FCL Attracts Cargo Consolidators as Global Market Dynamics Shift

251
Credit: Canal De Panama/unsplash

Cargo consolidators turn to FCL as global market dynamics change, states a Loadstar news source.

Containerload (LCL) NVOCCs and traditional freight forwarders

The pandemic-linked supply chain disruption undeniably boosted the niche less-than-containerload (LCL) NVOCCs and traditional freight forwarders.

But the then acute equipment and vessel space scarcity problems seem to be fading in some regions as ocean capacity far outstrips demand, and freight rates are now lower than pre-covid levels.

So Mumbai-based cargo consolidation service leader Allcargo, the parent company of ECU Worldwide, says it has has reinvented its business strategies to adjust to the new market reality. With the LCL downtrend becoming more pronounced, the Indian NVO heavyweight is more focus on full-containerload (FCL) bookings to sustain volume levels.

The move comes after its global network saw September LCL volumes fall 4% month on month to 1% below a year earlier, despite incremental contributions from Fair Trade, the German forwarder Allcargo Belgium acquired in January.

In its fiscal Q2 (July-September) business declined 3% YoY, to some 2.3m cu metres.

“Sequentially for the month, we saw a broader decline across our key geographies of APAC, Europe, Americas and India,” Allcargo noted, which through ECU has a network of more than 300 offices in some 180 countries. “Our near-term expectation of a muted demand outlook along with softer yields remains intact,” it added.

However, not all companies are reporting the same trend. DSV this morning said LCL was a strong part of its business.
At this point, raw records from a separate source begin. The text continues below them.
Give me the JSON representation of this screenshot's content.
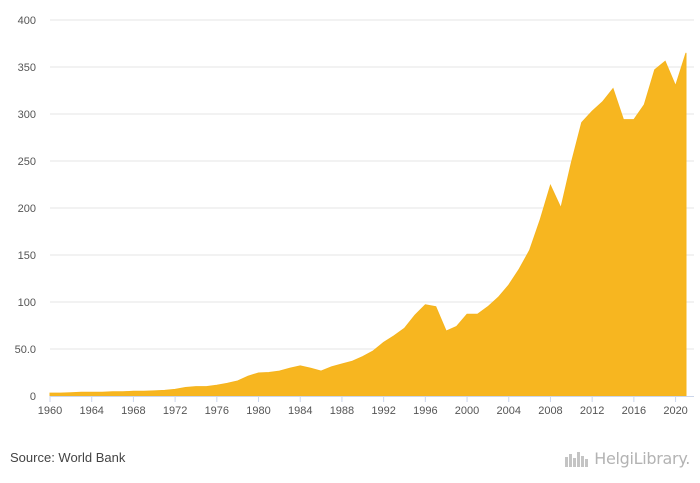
{
  "colors": {
    "area": "#f7b620",
    "area_stroke": "#f5b41e",
    "grid": "#e6e6e6",
    "axis": "#ccd6eb"
  },
  "footer": {
    "source": "Source: World Bank",
    "logo_text": "HelgiLibrary."
  },
  "chart_data": {
    "type": "area",
    "title": "",
    "xlabel": "",
    "ylabel": "",
    "xlim": [
      1960,
      2021
    ],
    "ylim": [
      0,
      400
    ],
    "grid": true,
    "x_ticks": [
      "1960",
      "1964",
      "1968",
      "1972",
      "1976",
      "1980",
      "1984",
      "1988",
      "1992",
      "1996",
      "2000",
      "2004",
      "2008",
      "2012",
      "2016",
      "2020"
    ],
    "y_ticks": [
      "0",
      "50.0",
      "100",
      "150",
      "200",
      "250",
      "300",
      "350",
      "400"
    ],
    "x": [
      1960,
      1961,
      1962,
      1963,
      1964,
      1965,
      1966,
      1967,
      1968,
      1969,
      1970,
      1971,
      1972,
      1973,
      1974,
      1975,
      1976,
      1977,
      1978,
      1979,
      1980,
      1981,
      1982,
      1983,
      1984,
      1985,
      1986,
      1987,
      1988,
      1989,
      1990,
      1991,
      1992,
      1993,
      1994,
      1995,
      1996,
      1997,
      1998,
      1999,
      2000,
      2001,
      2002,
      2003,
      2004,
      2005,
      2006,
      2007,
      2008,
      2009,
      2010,
      2011,
      2012,
      2013,
      2014,
      2015,
      2016,
      2017,
      2018,
      2019,
      2020,
      2021
    ],
    "series": [
      {
        "values": [
          3,
          3,
          3.5,
          4,
          4,
          4,
          4.5,
          4.5,
          5,
          5,
          5.5,
          6,
          7,
          9,
          10,
          10,
          11.5,
          13.5,
          16,
          21,
          24.5,
          25,
          26.5,
          29.5,
          32,
          29.5,
          26.5,
          31,
          34,
          37,
          42,
          48,
          57,
          64,
          72,
          86,
          97,
          95,
          69,
          74,
          87,
          87,
          95,
          105,
          118,
          135,
          155,
          187,
          224,
          200,
          248,
          291,
          303,
          313,
          327,
          294,
          294,
          310,
          347,
          356,
          330,
          365
        ]
      }
    ]
  }
}
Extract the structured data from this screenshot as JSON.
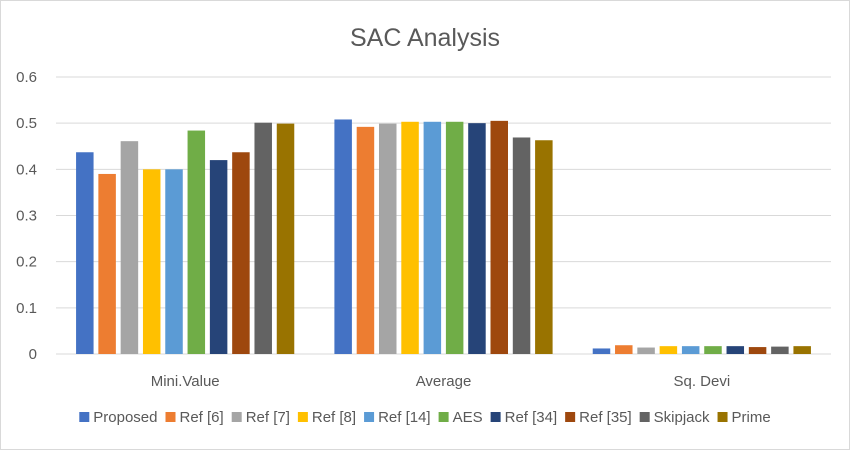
{
  "chart_data": {
    "type": "bar",
    "title": "SAC Analysis",
    "xlabel": "",
    "ylabel": "",
    "ylim": [
      0,
      0.6
    ],
    "yticks": [
      "0",
      "0.1",
      "0.2",
      "0.3",
      "0.4",
      "0.5",
      "0.6"
    ],
    "grid": true,
    "legend_position": "bottom",
    "categories": [
      "Mini.Value",
      "Average",
      "Sq. Devi"
    ],
    "series": [
      {
        "name": "Proposed",
        "color": "#4472c4",
        "values": [
          0.437,
          0.508,
          0.012
        ]
      },
      {
        "name": "Ref [6]",
        "color": "#ed7d31",
        "values": [
          0.39,
          0.492,
          0.019
        ]
      },
      {
        "name": "Ref [7]",
        "color": "#a5a5a5",
        "values": [
          0.461,
          0.499,
          0.014
        ]
      },
      {
        "name": "Ref [8]",
        "color": "#ffc000",
        "values": [
          0.4,
          0.503,
          0.017
        ]
      },
      {
        "name": "Ref [14]",
        "color": "#5b9bd5",
        "values": [
          0.4,
          0.503,
          0.017
        ]
      },
      {
        "name": "AES",
        "color": "#70ad47",
        "values": [
          0.484,
          0.503,
          0.017
        ]
      },
      {
        "name": "Ref [34]",
        "color": "#264478",
        "values": [
          0.42,
          0.5,
          0.017
        ]
      },
      {
        "name": "Ref [35]",
        "color": "#9e480e",
        "values": [
          0.437,
          0.505,
          0.015
        ]
      },
      {
        "name": "Skipjack",
        "color": "#636363",
        "values": [
          0.501,
          0.469,
          0.016
        ]
      },
      {
        "name": "Prime",
        "color": "#997300",
        "values": [
          0.499,
          0.463,
          0.017
        ]
      }
    ]
  }
}
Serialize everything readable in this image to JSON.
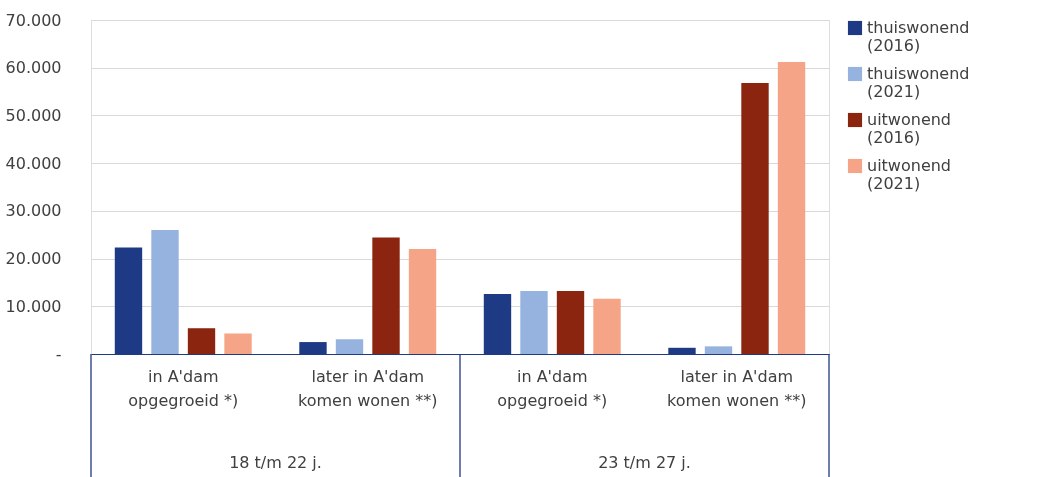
{
  "chart_data": {
    "type": "bar",
    "categories": [
      "in A'dam opgegroeid *)",
      "later in A'dam komen wonen **)",
      "in A'dam opgegroeid *)",
      "later in A'dam komen wonen **)"
    ],
    "series": [
      {
        "name": "thuiswonend (2016)",
        "color": "#1f3a84",
        "values": [
          22300,
          2500,
          12600,
          1300
        ]
      },
      {
        "name": "thuiswonend (2021)",
        "color": "#95b3de",
        "values": [
          26000,
          3100,
          13200,
          1600
        ]
      },
      {
        "name": "uitwonend (2016)",
        "color": "#8b2510",
        "values": [
          5400,
          24400,
          13200,
          56800
        ]
      },
      {
        "name": "uitwonend (2021)",
        "color": "#f5a487",
        "values": [
          4300,
          22000,
          11600,
          61200
        ]
      }
    ],
    "ylim": [
      0,
      70000
    ],
    "yticks": [
      {
        "value": 0,
        "label": "-"
      },
      {
        "value": 10000,
        "label": "10.000"
      },
      {
        "value": 20000,
        "label": "20.000"
      },
      {
        "value": 30000,
        "label": "30.000"
      },
      {
        "value": 40000,
        "label": "40.000"
      },
      {
        "value": 50000,
        "label": "50.000"
      },
      {
        "value": 60000,
        "label": "60.000"
      },
      {
        "value": 70000,
        "label": "70.000"
      }
    ],
    "annotations": [
      "18 t/m 22 j.",
      "23 t/m 27 j."
    ],
    "grid": "y",
    "legend": "right"
  }
}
CEO Jens Bjorn Andersen said in an earnings call: “We have pushed our LCL product more than we have in the past, and it’s been an eye-opener.

“But there is also a structural reason – shipments are smaller. The real KPI for us is the number of invoices, and key to that is the number of shipments.”

Allcargo’s FCL numbers

Allcargo’s FCL numbers improved at a respectable pace, with September volumes up 3% YoY and up 1% versus August. Q2 FCL volumes were flat YoY, racking up some 153,000 teu. It noted: “Improvement in Europe and APAC was offset by a negative trend in Americas and India.”  

Other Indian freight forwarders are also seeing a marked slowdown in LCL demand. Jitendra Srivastava, CEO of Mumbai-based Triton Logistics & Maritime, told The Loadstar the short-term outlook for cargo consol activity remained challenging, with cargo owners wanting more resilient shipping options that have faster transits and equally competitive rates.

“Certainly, shippers are increasingly choosing full-containerloads (FCL) due to the allure of lower freight rates,” said Mr Srivastava.  “Consequently, the demand for FCL shipments is poised for continued growth, driven by faster transit times, reduced risk of damage and greater flexibility.”

While this turnaround is being seen across global trades, it has particularly impacted the India-Europe tradelane, given the scale of the market, according to Mr Srivastava.

India-Europe FCL contract rates have cooled further this month, hovering at $600 per teu for bookings from Nhava Sheva/Mundra to Felixstowe/Rotterdam, an 8% decline from end-September levels, according to market data. Further, the continuing slide has seen West India-Mediterranean rates crash 30%, to $550 per teu, from $800 three weeks ago.

He believes the LCL market could tighten further in the near term.

Joy John, director of sea and air freight at Mumbai-based freight forwarder Jet Freight, agreed the LCL segment had lost the momentum acquired in the aftermath of Covid-induced supply dysfunction. He told The Loadstar“With lower destination charges and other inherent advantages, it only drives value for shippers to convert LCL shipments to FCL.” 

Additionally, with increased air cargo capacity and airline rates cooling or levelling off, some LCL customers have also had an opportunity to gravitate to airfreight, especially for priority shipments.

Although consol cargo handling is a more complex logistics mode, with multiple consignments packed into one container under a single contract of carriage, LCL service – priced by the cubic metre – is generally seen as more lucrative because of higher cumulative freight and other ancillary collections.

At the height of Covid lockdowns, LCL became a hotly sought-after solution among Indian retailers for their sourcing in smaller lots.